Dec 6 2013
Gerontology & Geriatrics Education, the Official Journal of the Association for Gerontology in Higher Education (AGHE), has published Special Issue - Building Capacity in Geriatrics: Innovative Approaches in Medical Education to provide new and innovative ways to address the current struggles in geriatric medical education.
The need for a larger number of trained physicians in the care of older adults is higher than ever as the number of older adults within the population continues to rise. While there have been strides made in both undergraduate and graduate geriatric medical education, there is still a struggle with recruiting students into the field and getting non-geriatricians to learn the differences between caring for 50 year olds verses 80 year olds.
In this issue, medical students, residents, hospitalists, and nursing home physicians are asked to describe how their experience of caring for older persons differs from what they have learned to do within traditional medicine. The articles chosen for the Special Issue include methods for teaching clinical geriatrics despite limitations in curricular time and geriatric specialists, non-geriatrician recognition of the differences between geriatrics and traditional medicine, and opportunities to enhance geriatrics competencies for practicing physicians.

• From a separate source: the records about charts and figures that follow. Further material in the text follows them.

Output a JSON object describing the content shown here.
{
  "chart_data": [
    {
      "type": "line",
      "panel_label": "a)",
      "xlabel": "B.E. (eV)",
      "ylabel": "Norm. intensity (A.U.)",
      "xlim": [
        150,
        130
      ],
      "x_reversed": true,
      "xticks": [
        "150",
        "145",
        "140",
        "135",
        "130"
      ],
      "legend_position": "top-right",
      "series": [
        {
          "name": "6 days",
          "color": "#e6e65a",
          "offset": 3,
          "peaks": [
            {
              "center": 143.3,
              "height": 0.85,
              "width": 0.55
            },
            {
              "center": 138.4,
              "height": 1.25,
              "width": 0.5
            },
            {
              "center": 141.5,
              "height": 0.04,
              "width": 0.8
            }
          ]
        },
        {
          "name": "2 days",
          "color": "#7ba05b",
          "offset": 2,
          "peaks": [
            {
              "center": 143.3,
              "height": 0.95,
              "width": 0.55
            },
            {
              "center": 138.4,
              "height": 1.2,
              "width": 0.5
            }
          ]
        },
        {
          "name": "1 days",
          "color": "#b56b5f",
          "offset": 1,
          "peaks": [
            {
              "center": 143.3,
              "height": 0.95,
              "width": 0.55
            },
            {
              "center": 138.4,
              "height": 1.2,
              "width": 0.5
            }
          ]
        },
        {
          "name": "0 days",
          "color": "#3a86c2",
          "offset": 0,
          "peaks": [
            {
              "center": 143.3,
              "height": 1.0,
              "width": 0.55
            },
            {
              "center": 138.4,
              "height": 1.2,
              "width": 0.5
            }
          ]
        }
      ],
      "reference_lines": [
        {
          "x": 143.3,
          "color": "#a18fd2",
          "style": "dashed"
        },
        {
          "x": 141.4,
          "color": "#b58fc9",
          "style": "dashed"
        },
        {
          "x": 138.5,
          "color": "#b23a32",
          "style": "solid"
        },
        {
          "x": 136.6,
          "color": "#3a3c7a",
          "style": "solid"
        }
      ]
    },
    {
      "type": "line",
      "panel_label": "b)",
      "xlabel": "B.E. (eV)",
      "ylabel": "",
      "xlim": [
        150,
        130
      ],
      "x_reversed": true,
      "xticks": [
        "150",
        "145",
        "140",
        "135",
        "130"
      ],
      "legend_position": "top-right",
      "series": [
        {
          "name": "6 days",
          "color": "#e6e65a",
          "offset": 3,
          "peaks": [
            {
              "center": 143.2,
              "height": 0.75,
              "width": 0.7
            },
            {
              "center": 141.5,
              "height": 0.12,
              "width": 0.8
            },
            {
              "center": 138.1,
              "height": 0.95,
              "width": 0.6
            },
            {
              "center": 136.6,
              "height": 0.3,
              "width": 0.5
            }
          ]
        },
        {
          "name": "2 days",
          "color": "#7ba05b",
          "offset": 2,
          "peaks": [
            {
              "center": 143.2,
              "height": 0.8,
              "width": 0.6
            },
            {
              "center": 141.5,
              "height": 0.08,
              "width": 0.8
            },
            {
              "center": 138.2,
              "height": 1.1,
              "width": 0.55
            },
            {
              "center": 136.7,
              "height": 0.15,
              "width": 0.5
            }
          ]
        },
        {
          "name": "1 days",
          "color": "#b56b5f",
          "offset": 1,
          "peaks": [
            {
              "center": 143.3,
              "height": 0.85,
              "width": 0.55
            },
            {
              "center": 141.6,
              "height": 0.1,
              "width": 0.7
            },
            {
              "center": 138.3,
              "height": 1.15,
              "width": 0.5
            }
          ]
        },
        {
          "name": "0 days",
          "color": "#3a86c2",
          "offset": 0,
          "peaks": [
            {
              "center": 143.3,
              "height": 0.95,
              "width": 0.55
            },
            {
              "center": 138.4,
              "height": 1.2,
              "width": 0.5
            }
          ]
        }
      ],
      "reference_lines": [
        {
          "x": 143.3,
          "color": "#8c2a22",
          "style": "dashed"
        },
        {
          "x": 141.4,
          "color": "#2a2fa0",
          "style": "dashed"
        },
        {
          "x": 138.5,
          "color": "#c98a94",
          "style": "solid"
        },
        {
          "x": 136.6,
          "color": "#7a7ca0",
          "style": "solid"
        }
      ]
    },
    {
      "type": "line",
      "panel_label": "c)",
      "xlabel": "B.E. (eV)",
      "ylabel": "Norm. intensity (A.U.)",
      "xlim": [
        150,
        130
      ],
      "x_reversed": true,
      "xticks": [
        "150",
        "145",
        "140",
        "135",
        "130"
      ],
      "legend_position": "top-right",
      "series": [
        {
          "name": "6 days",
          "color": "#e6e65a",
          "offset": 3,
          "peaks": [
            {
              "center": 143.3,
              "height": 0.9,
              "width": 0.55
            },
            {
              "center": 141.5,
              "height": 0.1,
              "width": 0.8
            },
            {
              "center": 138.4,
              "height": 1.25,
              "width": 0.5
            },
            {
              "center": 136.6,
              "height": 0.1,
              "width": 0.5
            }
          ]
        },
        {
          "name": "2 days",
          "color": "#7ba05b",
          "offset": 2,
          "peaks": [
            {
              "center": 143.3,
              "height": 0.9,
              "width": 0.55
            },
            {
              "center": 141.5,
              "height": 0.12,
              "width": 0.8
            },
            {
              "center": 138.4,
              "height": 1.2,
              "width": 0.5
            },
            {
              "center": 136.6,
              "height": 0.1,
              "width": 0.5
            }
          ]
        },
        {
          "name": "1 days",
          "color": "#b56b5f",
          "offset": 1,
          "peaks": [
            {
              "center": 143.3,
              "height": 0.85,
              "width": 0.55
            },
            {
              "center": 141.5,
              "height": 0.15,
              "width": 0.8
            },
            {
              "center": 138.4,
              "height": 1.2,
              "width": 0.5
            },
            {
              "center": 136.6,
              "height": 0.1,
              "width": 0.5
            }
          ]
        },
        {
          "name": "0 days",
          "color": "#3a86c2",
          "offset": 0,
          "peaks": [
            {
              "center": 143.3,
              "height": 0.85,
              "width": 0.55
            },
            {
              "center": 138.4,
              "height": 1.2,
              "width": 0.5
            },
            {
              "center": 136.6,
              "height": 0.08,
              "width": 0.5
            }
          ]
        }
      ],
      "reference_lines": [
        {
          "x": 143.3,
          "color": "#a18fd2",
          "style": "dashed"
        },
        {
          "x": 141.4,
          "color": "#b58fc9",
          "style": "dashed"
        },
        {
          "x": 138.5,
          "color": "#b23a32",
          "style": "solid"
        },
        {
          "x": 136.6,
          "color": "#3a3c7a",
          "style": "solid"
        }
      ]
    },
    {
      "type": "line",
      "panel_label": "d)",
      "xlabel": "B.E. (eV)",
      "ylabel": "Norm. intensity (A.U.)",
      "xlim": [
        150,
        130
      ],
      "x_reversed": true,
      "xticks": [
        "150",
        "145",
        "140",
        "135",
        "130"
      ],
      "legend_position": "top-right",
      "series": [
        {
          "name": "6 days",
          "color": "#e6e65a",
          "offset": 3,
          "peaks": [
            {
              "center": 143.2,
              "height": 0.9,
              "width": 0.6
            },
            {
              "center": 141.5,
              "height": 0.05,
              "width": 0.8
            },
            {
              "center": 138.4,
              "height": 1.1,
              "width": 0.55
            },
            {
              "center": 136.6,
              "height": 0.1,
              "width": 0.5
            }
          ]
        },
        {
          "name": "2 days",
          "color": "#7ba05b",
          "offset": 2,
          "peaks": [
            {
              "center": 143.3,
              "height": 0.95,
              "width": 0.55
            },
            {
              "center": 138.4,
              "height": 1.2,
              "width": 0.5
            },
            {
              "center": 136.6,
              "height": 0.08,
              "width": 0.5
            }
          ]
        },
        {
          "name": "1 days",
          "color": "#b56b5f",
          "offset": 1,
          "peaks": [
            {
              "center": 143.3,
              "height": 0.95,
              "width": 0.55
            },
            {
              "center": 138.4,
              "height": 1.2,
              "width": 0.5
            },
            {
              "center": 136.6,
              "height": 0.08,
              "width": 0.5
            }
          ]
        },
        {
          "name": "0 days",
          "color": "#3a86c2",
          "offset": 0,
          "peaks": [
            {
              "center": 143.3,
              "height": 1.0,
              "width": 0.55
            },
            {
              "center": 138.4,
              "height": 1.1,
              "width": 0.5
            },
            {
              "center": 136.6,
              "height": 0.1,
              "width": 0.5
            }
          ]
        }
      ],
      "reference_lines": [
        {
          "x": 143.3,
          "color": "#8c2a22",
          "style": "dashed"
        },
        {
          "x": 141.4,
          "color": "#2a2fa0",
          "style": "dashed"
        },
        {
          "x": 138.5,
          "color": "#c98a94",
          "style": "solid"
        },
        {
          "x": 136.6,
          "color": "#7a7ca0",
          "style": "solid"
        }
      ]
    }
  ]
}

There are many barriers to developing a physician workforce that can ably care for older adults. In recent years innovative strategies have been developed and tested to address this problem; however, there have been limited outlets for sharing these approaches. "This issue shows the benefit of disseminating the lessons learned from these smaller studies, providing us with ideas that might translate to our own environments and allow greater training in geriatrics despite the limited numbers of geriatricians," write Sara M. Bradley and Rosanne M. Leipzig in the Introductory Editorial to the Special Issue.